Jerry Mickelson, who heads up concert organizer JAM Productions, told the Sun-Times Wednesday that he still hopes to hold the concert on Montrose Beach. But he said if baby birds are in the area as the concert approaches, the fest will relocate.
“If chicks are being raised on the beach we will voluntarily move,” he said Wednesday.
Exactly when that decision will be made is unclear, but Mickelson said work crews need to be on the beach four days before the start of the festival to begin setting up for the event.
If the birds and the workers look like they will overlap “we’d have to make the decision to error on the side of caution and move it,” Mickelson said. Three contingency sites to move the concert have been identified, he said, but he declined to share the locations.
If the birds and their young remain at the beach, the U.S. Fish and Wildlife could mandate a 1,000-meter buffer zone that would protect the birds from concert noise.
Bird conservationists say the zone would exclude the entire beach and nearby park, or what’s known as the Montrose Recreational Area.
”We understand it’s 1,000 meters and that’s what we will gladly and willfully do,” said Mickelson.
Still, since the future of the plovers is still unclear (”Will the eggs hatch? Will they need to be moved again?”), as of now, he’s still planning to have the concert on Montrose Beach.
A meeting to discuss plans for the concert is scheduled for July 8 and will include Mickelson and and various community groups.
Volleyball nets removed
The new egg could be followed over the next six days by two or three more, birders said.

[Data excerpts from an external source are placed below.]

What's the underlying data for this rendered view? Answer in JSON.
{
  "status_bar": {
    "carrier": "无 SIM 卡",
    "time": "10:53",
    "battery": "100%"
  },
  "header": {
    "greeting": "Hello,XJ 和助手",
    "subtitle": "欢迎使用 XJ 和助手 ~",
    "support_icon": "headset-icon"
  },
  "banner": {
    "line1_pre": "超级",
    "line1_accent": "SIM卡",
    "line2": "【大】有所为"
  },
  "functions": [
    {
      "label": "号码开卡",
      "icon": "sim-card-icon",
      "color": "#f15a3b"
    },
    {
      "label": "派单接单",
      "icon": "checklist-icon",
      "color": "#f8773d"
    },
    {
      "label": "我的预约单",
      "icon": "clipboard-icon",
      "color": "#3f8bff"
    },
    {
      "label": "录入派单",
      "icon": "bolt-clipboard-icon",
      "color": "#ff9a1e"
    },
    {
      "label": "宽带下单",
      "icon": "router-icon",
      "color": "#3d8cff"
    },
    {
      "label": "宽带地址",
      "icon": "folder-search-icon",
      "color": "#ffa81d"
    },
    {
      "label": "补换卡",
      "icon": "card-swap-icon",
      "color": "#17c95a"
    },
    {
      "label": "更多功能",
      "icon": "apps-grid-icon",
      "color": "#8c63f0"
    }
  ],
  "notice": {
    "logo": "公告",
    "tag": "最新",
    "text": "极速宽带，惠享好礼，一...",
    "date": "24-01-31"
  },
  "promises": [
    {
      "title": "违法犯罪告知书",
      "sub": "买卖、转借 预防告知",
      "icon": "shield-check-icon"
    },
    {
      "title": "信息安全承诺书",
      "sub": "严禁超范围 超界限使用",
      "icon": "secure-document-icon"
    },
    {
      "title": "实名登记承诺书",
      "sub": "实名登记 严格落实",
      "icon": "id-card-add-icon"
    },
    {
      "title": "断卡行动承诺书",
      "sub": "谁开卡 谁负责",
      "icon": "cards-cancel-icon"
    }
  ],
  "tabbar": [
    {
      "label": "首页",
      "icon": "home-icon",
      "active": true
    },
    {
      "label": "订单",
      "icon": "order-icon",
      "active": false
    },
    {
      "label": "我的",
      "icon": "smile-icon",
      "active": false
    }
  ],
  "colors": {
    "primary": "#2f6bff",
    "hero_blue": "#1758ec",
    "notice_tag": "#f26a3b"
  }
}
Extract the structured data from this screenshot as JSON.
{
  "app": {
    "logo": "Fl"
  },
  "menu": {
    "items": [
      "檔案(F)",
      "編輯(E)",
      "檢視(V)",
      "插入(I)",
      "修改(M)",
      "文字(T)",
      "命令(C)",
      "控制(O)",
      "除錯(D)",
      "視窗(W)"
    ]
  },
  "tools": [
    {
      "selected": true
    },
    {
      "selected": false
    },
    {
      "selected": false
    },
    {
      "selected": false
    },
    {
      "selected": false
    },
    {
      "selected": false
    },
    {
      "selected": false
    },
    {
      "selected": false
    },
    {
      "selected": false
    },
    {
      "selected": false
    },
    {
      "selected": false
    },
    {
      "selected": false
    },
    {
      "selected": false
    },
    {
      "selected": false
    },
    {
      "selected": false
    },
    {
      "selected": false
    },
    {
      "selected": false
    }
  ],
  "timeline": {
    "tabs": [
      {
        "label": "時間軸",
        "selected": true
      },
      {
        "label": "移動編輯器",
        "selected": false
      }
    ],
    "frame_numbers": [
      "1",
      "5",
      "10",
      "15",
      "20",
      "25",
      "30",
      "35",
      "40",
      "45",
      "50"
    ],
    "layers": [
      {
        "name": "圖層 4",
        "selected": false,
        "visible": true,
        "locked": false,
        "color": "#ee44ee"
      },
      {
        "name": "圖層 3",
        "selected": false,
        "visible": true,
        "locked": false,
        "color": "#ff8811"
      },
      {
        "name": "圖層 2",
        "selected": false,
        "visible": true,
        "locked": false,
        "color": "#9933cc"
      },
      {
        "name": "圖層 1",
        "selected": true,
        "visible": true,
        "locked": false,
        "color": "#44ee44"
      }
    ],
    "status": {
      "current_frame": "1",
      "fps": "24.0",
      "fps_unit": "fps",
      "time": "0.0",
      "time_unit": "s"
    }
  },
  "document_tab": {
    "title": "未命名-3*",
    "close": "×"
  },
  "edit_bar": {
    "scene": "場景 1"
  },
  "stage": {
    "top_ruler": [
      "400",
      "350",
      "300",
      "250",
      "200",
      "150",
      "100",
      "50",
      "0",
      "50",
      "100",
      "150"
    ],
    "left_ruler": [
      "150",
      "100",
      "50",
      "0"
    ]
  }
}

A crew from the Chicago Park District fenced off an area near the nest Wednesday morning.
And park district workers removed nine volleyball courts that were too close to the protected area around the nest, according to park district spokeswoman Michele Lemons.
”There are seven leagues that play at Montrose. Some leagues have combined teams to decrease the number of courts used while others have been relocated to Foster Beach. We haven’t received any complaints from leagues and everyone is working together to support the endangered Piping Plover mating activity,” Lemons said in an email.
Volunteers from Chicago’s birding community who stood guard in two-hour shifts over the old nest — mostly to keep curious dogs away — have continued their guard duties at the new nest.
Meanwhile, a keeper at the Lincoln Park Zoo is expected at some point over the next few days to drive the four plover eggs that were removed from the original nest six hours north to the University of Michigan Biological Station in Pellston, where they’ll be cared for until they can be released.
The arrival of the plovers was a huge deal in the birding community and the laying of eggs was cause for downright giddiness.
The population of the small shorebird on the Great Lakes was first listed as endangered in 1986 when 17 breeding pairs were recorded in the region. Numbers have increased since then to about 70 breeding pairs, according to Vince Cavalieri, Great Lakes piping plover coordinator for the U.S. Fish and Wildlife Service.